Not so fast
Updated: 2013-01-18 08:40
By Yao Jing, Cecily Liu and Hu Meidong (China Daily)
Employees of Hengan International Group check the products at the company's workshop in Jinjiang. The company went public in Hong Kong in 1998. Provided to China Daily
Companies must think twice before planning IPOs / floats in overseas bourses, experts warn
The numbers are staggering for any Chinese CEO hoping to take his company public: More than 800 companies are on waitlists to secure initial public offerings in the nation's stock markets.
Last year, there was a 43.5 percent decline (from the previous year) in the number of Chinese companies that went public and a 57.2 percent drop in the amount of funds raised.
Those are not very promising prospects. That is, unless you're a CEO looking abroad.
As of Jan 1, the China Securities Regulatory Commission enacted new guidelines to lower the barrier on companies interested in an overseas listing. In effect, it stripped away the regulations that required Chinese companies applying for an overseas IPO must have at least 400 million yuan ($64 million; 48 million euros) in net assets and that they must raise $50 million (37 million euros) or more as well as generate a minimum of 60 million yuan in annual profits.
Zhang Qi, a financial analyst at Zero2IPO Research Center, says that "the new rules will help ease the pressure on China's A-share markets and (Chinese companies interested in going public) can raise funds from overseas markets to develop their businesses".
The timing of the lowered threshold couldn't be more right for China. The mainland's stock markets are heading into a third year of decline and smaller companies are in dire need of financing. The new guidelines should allow easier overseas listings for the nation's small, private businesses, who now only have to meet the standards of the market in which they want to sell shares.
But before the guidelines were passed, several small and medium-sized companies from China had already found a way to go public on overseas stock markets through the so-called red chip structure. The process is simple: Companies first establish an offshore holding company, which then acquires control over the operating company in China; when the holding company secures its IPO, it no longer needs CSRC's approval.
With the regulation change, Chinese SMEs can still go public overseas through the red-chip structure. This has led many industry insiders to believe the new regulation will have little impact on Chinese IPOs in overseas markets, though they point out that the new rules reflect a new CSRC attitude, akin to an encouraging message for Chinese SMEs listing overseas.
"The new regulation reflects a more open minded attitude of the CSRC. It allows Chinese companies more opportunities to choose a suitable overseas market for IPO rather than being prevented from getting to that point by domestic rules," says Amanda Yao, a senior associate at international law firm Pinsent Masons LLP.
But Yao clarifies that "the new regulation applies directly to a listed company incorporated in China, which is traditionally more popular for State-owned companies' listings in Hong Kong.
"But most individually owned SMEs may still prefer to list overseas through the red chip structure," she says. "This is because overseas investors may feel more comfortable investing in a listed company set up in a jurisdiction they are more familiar with."

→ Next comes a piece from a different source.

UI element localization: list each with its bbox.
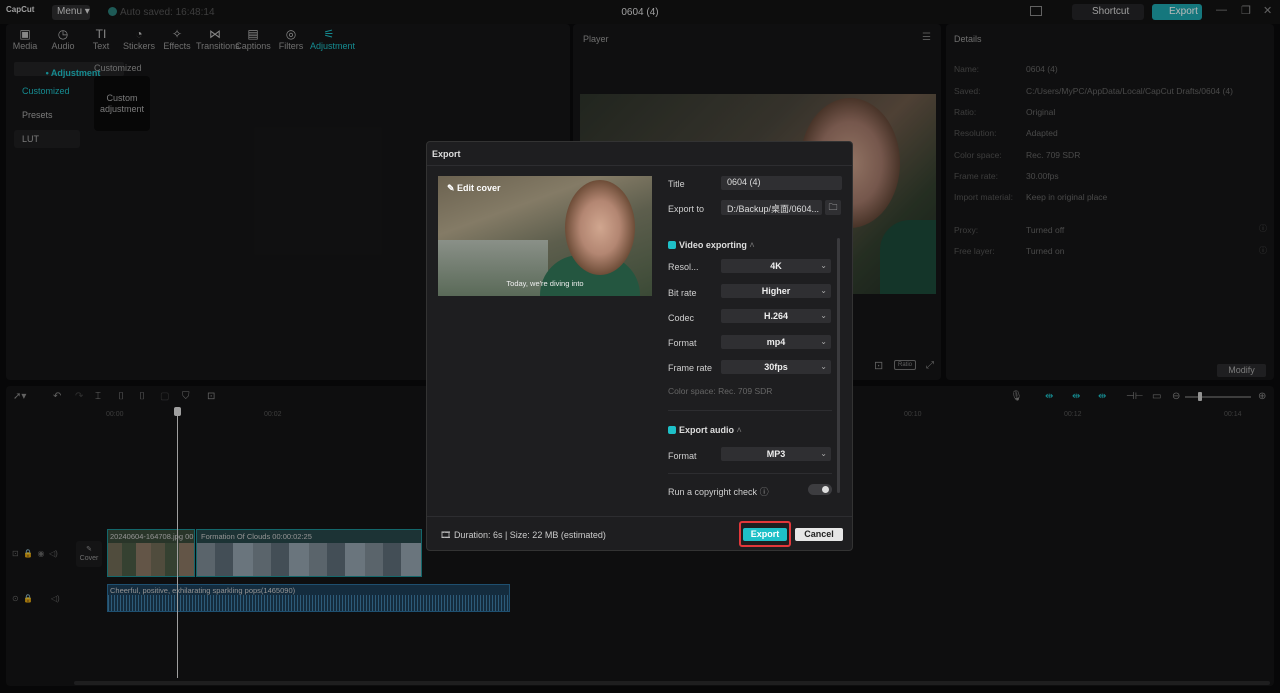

Matt Butlin, head of equities at Allenby Capital, is a bit cautious about Chinese companies looking overseas. Butlin is an adviser and broker on the Alternative Investment Market, the London Stock Exchange's market for small cap companies that was launched in 1995.
About 40 Chinese companies are currently listed on AIM, which has no profit or market cap requirements for IPO candidates.
He says London advisers know there is a limited investor appetite for small Chinese companies.